Feb 15, 2008

Credit card steering in Singapore: why you may never see interchange regulations here

The other day, a jewelry store clerk frowned when I handed her my Visa Platinum card.

“Do you have another Visa card?” she asked. “Like a Visa Gold or Classic? The Platinum card costs us too much.”

I hesitated.

“I’ll have to add 2 percent if you pay with your Platinum card,” she said.

I handed her my MasterCard debit card. No miles on that transaction.

I’ve seen lots of steering and surcharging across Asia, but I’ve never seen anything this sophisticated and targeted. She was obviously a clerk, not the owner, and she had clearly been given detailed instructions on how to steer customers towards lower cost payment methods.

Then, at a Cold Storage supermarket, I believe it was the one at Paragon Centre, the cashier turned my Visa card down again, saying that they only accept debit cards.

“But I always use my credit card at Cold Storage.”

“Maybe you shop at other outlets, which do accept credit cards,” she said.

Indeed, I do.

It is surprising to see such different policies across stores that are part of the same supermarket chain. My guess is that this particular store might have a higher number of expat customers paying with high end cards that earn miles.
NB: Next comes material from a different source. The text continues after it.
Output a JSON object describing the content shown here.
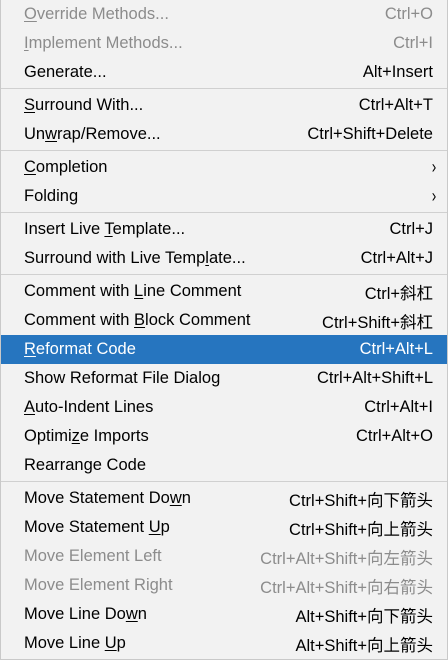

It’s surely easier to train cashiers to only accept debit cards, as opposed to the more precise steering done by the jewelry store clerk.

I wouldn’t be taking much of a risk by predicting that you will never encounter serious attempts at interchange regulation in Singapore. There is no need for regulation. It is all market driven.

Merchants that have low margins and feel overly squeezed by the high interchange fees on Platinum cards, Premiere cards and American Express cards, have the option to steer the customer away from rewards cards and towards lower cost payment methods that don't earn miles or points. They can do this either by adding a surcharge on the high end cards or simply turning them down.

Most merchants choose to accept all cards, without surcharging or steering. Even in not so obvious places. The salesman at the BMW dealership actually encouraged me to use my American Express card to pay the deposit on my new car, saying that I could get lots of miles on that one transaction. Hospitals and clinics here also happily accept American Express cards. It’s all a commercial decision that each merchant is free to make.